Carlos Pinkusfeld Bastos: “Novo Prebisch é subir nas cadeias de valor”

Na programação de abertura do XXVII Simpósio Nacional dos Conselhos de Economia (SINCE), o economista Carlos Pinkusfeld Bastos, diretor-presidente do Centro Celso Furtado de Políticas Para o Desenvolvimento, falou sobre “Superação da crise: o debate ausente, mas necessário”.

“Falou-se muita coisa sobre fake news e ofensas, mas os temas relevantes para tentar superar a crise não apareciam e não tinham o destaque merecido”, iniciou Bastos. “Nosso papel aqui é este: pensar racionalmente, com alguma base do conhecimento que temos, e dar uma contribuição para o debate. Quero mostrar aos economistas que, mais do que vontade de fazer as coisas, temos de ter uma fundamentação, uma ciência.”

Ao fazer um parêntese para falar de Celso Furtado, Bastos destacou que ele “tem a característica de um verdadeiro economista: uma visão de mundo e de Brasil muito clara. Sempre foi nacionalista, teve uma preocupação com as populações menos favorecidas”. E acrescentou: “Ele tem ideias sobre como o mundo ou a economia deveria funcionar, mas sempre buscou fundamentar em modelos. Um homem público não pode estar capenga, principalmente um homem público que é economista”.

O economista falou sobre a relação entre o estruturalismo e a economia política clássica. “Raúl Prebisch via uma distinção muito forte entre centro e periferia e falava que as condições aplicadas ao centro não podem ser as mesmas para a periferia, porque temos particularidades. São condições diferentes. Todos tinham na cabeça que a periferia precisava crescer mais rápido que o centro para se aproximar dele. Essa é a ideia básica da CEPA”, expôs. “Ela nasceu no bojo de algo mais amplo, que foi a teoria do desenvolvimento, que nasceu com a descolonização. Ela acabou fundamentando a forma dominante de manejar a política econômica abaixo do Equador no pós-guerra, e é muito herdeira da economia política clássica.”

Ao abordar a economia brasileira, caracterizou alguns períodos diferentes. Até 1930 ou 1932, havia um modelo primário exportador de café e um crescimento de 4% ao ano.

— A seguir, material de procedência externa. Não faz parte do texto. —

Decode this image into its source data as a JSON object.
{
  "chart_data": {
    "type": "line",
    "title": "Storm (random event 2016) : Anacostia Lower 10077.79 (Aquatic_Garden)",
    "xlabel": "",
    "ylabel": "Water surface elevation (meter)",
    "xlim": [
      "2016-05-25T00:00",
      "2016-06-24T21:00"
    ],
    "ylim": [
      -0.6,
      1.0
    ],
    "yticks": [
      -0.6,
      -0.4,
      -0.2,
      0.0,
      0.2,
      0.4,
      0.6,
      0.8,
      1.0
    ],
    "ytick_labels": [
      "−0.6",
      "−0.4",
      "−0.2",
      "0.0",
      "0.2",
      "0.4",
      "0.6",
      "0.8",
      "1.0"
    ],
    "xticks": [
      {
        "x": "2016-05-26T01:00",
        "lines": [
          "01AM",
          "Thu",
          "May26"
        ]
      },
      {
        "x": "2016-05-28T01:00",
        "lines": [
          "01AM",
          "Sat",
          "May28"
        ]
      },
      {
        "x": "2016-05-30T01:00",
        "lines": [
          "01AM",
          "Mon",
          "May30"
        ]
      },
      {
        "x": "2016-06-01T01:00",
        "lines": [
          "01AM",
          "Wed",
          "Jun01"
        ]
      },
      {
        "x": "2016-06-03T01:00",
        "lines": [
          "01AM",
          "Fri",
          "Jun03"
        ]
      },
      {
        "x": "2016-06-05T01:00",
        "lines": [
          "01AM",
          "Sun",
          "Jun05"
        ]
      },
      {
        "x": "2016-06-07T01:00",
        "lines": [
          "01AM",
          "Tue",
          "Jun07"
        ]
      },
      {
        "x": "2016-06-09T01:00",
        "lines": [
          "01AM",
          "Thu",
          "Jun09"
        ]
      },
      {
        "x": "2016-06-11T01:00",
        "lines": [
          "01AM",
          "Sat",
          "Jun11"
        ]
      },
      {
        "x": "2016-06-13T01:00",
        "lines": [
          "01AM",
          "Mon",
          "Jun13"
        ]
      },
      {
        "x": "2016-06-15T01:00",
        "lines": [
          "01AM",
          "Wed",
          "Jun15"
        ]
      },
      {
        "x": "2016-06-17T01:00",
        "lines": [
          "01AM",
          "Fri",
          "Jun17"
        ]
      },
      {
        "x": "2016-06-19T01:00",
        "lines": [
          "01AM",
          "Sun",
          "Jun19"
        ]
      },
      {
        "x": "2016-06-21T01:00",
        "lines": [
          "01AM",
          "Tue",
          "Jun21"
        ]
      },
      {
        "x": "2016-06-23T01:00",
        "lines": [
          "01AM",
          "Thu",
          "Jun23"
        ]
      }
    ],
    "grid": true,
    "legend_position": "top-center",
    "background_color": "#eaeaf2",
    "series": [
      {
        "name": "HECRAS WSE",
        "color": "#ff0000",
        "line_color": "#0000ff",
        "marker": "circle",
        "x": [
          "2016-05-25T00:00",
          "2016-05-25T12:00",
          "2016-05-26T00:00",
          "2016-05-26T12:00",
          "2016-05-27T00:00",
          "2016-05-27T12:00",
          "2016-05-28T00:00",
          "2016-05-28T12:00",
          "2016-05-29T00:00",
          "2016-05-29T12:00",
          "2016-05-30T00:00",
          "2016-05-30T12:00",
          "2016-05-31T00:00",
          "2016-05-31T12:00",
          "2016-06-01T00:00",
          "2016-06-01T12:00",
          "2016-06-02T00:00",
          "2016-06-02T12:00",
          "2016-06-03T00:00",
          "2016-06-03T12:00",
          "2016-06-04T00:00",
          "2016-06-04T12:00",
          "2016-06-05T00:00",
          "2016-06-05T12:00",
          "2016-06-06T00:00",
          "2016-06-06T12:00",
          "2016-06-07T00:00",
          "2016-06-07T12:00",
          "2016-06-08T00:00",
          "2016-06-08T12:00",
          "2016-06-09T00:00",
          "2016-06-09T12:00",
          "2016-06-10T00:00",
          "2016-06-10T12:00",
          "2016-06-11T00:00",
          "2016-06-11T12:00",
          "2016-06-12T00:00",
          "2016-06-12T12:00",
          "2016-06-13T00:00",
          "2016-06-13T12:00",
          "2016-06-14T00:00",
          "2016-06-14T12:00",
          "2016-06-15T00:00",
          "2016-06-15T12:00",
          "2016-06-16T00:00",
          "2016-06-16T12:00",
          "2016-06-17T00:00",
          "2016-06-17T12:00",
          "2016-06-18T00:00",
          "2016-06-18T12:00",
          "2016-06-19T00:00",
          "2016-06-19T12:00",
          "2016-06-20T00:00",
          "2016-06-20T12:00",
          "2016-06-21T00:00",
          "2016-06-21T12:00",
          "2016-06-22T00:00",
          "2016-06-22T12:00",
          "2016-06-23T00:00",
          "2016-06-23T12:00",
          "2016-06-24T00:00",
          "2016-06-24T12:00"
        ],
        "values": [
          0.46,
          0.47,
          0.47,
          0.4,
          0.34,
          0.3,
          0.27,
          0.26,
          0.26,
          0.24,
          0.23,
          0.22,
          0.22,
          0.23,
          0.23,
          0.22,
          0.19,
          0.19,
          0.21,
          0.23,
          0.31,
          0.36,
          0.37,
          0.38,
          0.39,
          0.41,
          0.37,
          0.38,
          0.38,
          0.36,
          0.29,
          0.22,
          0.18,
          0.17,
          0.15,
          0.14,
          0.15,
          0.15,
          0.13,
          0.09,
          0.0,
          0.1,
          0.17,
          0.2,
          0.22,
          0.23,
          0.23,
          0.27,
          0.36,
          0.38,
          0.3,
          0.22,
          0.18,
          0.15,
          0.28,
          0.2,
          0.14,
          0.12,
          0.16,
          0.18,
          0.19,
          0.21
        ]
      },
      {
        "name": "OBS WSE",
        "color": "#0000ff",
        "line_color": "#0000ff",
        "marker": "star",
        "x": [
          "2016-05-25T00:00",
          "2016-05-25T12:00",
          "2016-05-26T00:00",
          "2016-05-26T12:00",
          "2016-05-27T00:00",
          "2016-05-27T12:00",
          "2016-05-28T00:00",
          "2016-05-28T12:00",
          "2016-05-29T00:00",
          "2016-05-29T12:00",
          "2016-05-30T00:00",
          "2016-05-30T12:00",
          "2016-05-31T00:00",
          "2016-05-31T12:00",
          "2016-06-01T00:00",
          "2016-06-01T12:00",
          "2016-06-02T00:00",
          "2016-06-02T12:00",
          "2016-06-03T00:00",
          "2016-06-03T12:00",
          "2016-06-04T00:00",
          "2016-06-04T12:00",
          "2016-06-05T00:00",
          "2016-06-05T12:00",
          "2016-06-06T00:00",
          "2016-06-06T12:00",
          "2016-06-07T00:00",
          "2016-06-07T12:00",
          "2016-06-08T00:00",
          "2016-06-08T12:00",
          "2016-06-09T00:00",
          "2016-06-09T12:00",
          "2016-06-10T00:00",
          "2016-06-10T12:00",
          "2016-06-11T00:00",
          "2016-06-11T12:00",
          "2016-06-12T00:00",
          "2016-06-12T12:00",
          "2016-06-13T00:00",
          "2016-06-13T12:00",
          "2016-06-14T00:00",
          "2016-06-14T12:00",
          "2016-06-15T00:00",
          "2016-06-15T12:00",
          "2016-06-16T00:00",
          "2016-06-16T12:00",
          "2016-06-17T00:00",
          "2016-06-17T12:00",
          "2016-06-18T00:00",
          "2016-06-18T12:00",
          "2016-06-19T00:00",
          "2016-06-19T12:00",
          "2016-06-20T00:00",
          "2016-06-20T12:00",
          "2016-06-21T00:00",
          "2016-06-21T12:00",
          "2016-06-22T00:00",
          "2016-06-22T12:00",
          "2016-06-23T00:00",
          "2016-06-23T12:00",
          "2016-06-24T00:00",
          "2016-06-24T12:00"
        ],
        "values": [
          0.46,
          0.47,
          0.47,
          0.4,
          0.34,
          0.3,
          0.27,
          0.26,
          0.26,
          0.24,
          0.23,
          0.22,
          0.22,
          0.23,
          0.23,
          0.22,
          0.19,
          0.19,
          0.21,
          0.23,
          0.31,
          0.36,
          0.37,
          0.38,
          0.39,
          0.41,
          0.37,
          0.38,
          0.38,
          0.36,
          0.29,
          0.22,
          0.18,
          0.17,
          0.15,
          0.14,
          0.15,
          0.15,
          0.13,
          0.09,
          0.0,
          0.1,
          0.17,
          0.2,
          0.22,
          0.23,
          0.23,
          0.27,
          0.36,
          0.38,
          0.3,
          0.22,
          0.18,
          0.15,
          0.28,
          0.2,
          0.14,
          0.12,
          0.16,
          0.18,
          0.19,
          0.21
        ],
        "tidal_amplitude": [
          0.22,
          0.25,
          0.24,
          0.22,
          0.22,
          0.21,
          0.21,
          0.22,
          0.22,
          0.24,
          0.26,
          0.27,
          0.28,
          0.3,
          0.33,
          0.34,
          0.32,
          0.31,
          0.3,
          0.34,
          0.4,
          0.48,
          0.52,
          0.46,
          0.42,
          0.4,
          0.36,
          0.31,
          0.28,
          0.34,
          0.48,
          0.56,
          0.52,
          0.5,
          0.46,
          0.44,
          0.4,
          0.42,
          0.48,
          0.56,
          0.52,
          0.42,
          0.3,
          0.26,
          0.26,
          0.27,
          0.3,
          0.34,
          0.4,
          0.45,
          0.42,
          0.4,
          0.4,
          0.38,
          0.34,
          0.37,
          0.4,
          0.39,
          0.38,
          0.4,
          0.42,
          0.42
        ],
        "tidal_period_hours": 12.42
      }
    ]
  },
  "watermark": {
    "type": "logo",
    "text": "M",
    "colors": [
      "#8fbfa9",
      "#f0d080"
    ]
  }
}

No período Vargas e pós-guerra vem o desenvolvimentismo. “Não foi algo brasileiro. O mundo era desenvolvimentista”, pontuou. Neste período, crescia-se a 7% ao ano. Em seguida, dos anos 80 a 2002, vem um período de crescimento médio de 2%. “Derrubamos uma inflação altíssima para algo mais baixo com impacto nulo sobre o crescimento”, argumentou. Entre 2004 a 2012, um período com crescimento superior a 4%. “Depois disso, vem a desgraça completa. A média desde então é 0,3%. Retrocedemos mais de dez anos. A renda per capita está caindo. Não é comum na história da humanidade.”

Em termos comparativos, entre 2014 e 2020 o Brasil fica na posição 175 (entre 194 países) em crescimento econômico acumulado. “Não se pode colocar a culpa no mundo. É um desempenho ruim nosso mesmo”, criticou. “Isso tem como consequência a piora dos indicadores. Não é coincidência, é um projeto. Tem nome de autor, tem gente que votou no Congresso.” E classificou a legislação trabalhista como um tiro no pé. “O maior crédito no Brasil é o consignado. Quanto menos gente no mercado formal, menos crédito. Se houver uma fonte de renda permanente, é possível crescer via crédito. Foi uma ideia ruim do ponto de vista social e péssima do ponto de vista econômico.”

Não faltou uma crítica ao teto de gastos. “A maior fake news foi dizer que o país estava quebrado e o dinheiro acabou. Gastamos 520 bilhões na pandemia. A dívida pública chegou a 90% do PIB, agora está na casa dos 70%. Não aconteceu nada. Países não quebram em sua própria moeda”, explicou. “O teto de gastos foi furado porque ele é claramente inviável.”

Ao questionar se as ideias de Prebisch ainda valem, apontou para as cadeias globais de valor, onde é cada vez mais difícil competir nas escalas mais baixas com os salários pagos em países mais pobres. “O novo Prebisch é subir na cadeia de valor. Não se pode entrar por baixo. Precisamos entrar do meio para cima.” E encerrou questionando se há acordo social para um programa mínimo de desenvolvimento para o Brasil.